At that point it is important to determine the market channels: direct or indirect distribution or a combination of both methods. The reply to this question may not only condition the needs to affiliate with an ombudsman and register the client advisers of a foreign promoter but also the need to apply the rest of FinSA requirements (conduct rules and so one). 

As a matter of principle, as discussed above, direct distribution to end-clients, who are elective professional clients will trigger FinSA and CISA requirements. In case of indirect distribution, the end-client interactions are in principle not in the hand of the foreign promoter. 

In particular, when the intermediary in charge of the marketing efforts is prudentially regulated, the interactions between the foreign promoter and such intermediary does not fall within the ambit of FinSA. As a rule, the FinSA requirements will apply to the regulated intermediary at the point of sale. This scenario may thus be conducive to the establishment of efficient marketing channel from a FinSA standpoint. 

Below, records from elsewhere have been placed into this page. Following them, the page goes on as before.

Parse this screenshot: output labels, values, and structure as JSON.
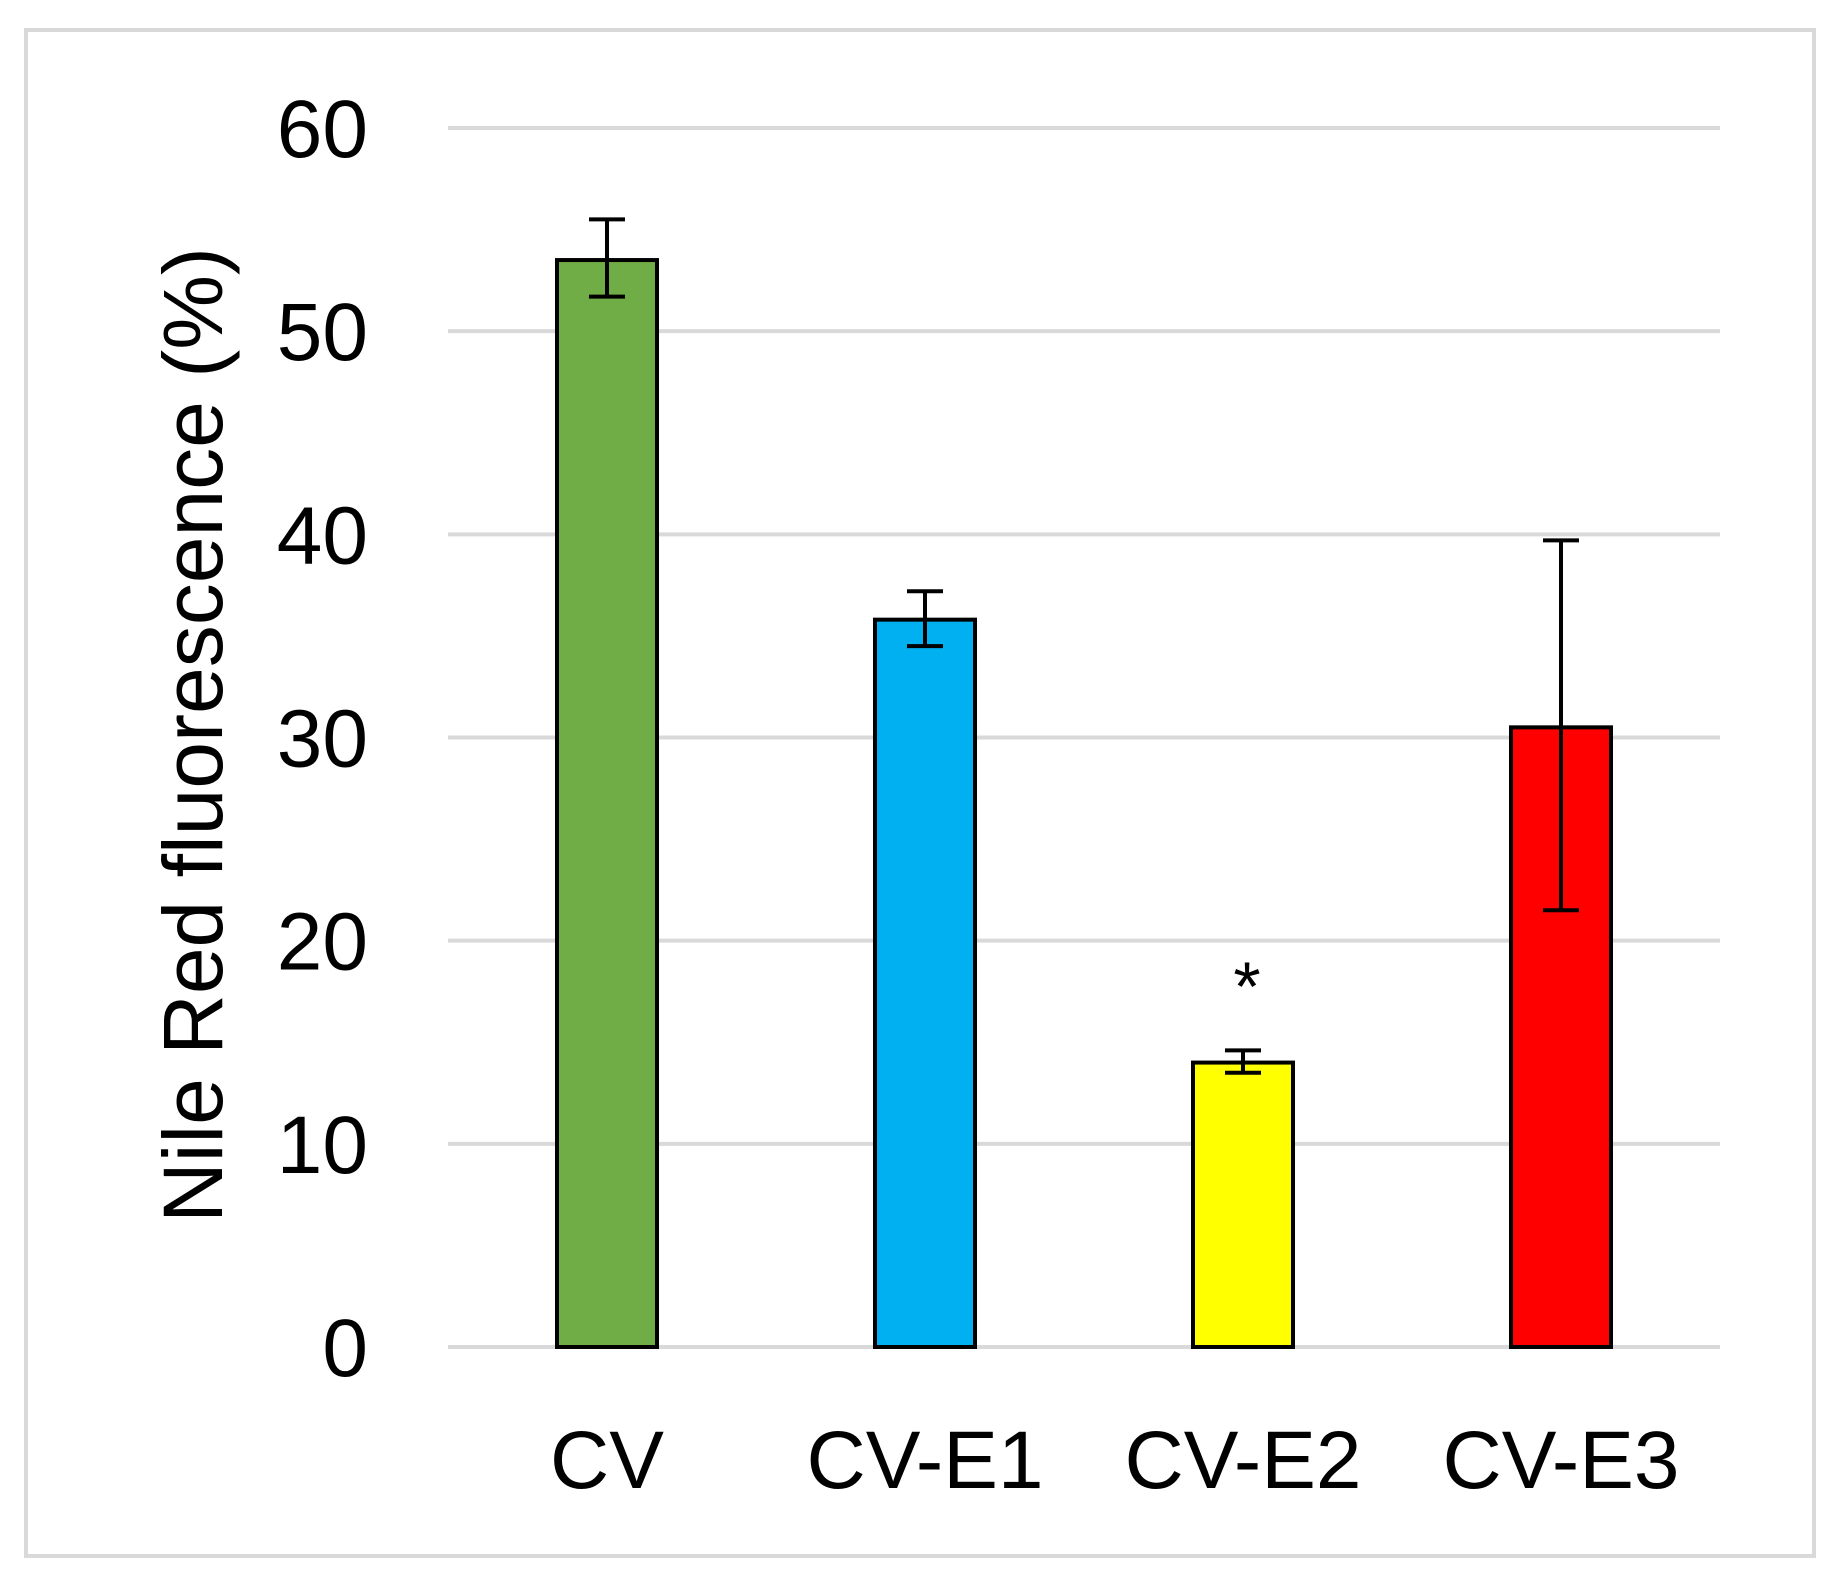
{
  "chart_data": {
    "type": "bar",
    "title": "",
    "xlabel": "",
    "ylabel": "Nile Red fluorescence (%)",
    "ylim": [
      0,
      60
    ],
    "yticks": [
      0,
      10,
      20,
      30,
      40,
      50,
      60
    ],
    "grid": true,
    "legend": "none",
    "categories": [
      "CV",
      "CV-E1",
      "CV-E2",
      "CV-E3"
    ],
    "values": [
      53.5,
      35.8,
      14.0,
      30.5
    ],
    "error_low": [
      51.7,
      34.5,
      13.5,
      21.5
    ],
    "error_high": [
      55.5,
      37.2,
      14.6,
      39.7
    ],
    "colors": [
      "#70ad47",
      "#00b0f0",
      "#ffff00",
      "#ff0000"
    ],
    "annotations": [
      {
        "category": "CV-E2",
        "text": "*"
      }
    ]
  }
}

Obviously, on top of it, CISA requirements will come at play, as previously discussed, but here again, it is possible to get rid of them, provided the distribution risks and channel are clearly identified and in compliance with applicable requirements. In case of doubt, it may however be recommended to maintain a Swiss representative and a Swiss paying agent.

Conclusion

Depending on the business model and client structure, FinSA impact may be clearly mitigated. On one hand, the implementation and application of the conduct rules and organisational measures is generally achievable without having to conduct a massive overhaul of the operation and process of the foreign promoters. 

On the other hand, the affiliation with the ombudsman (which remain a “mere” mediation body) and the registration of client advisers are not a fatality, even when elective professional clients are targeted. In the end, FinSA is probably not the revolution expected, even if it may take a certain time to adapt to the new rules.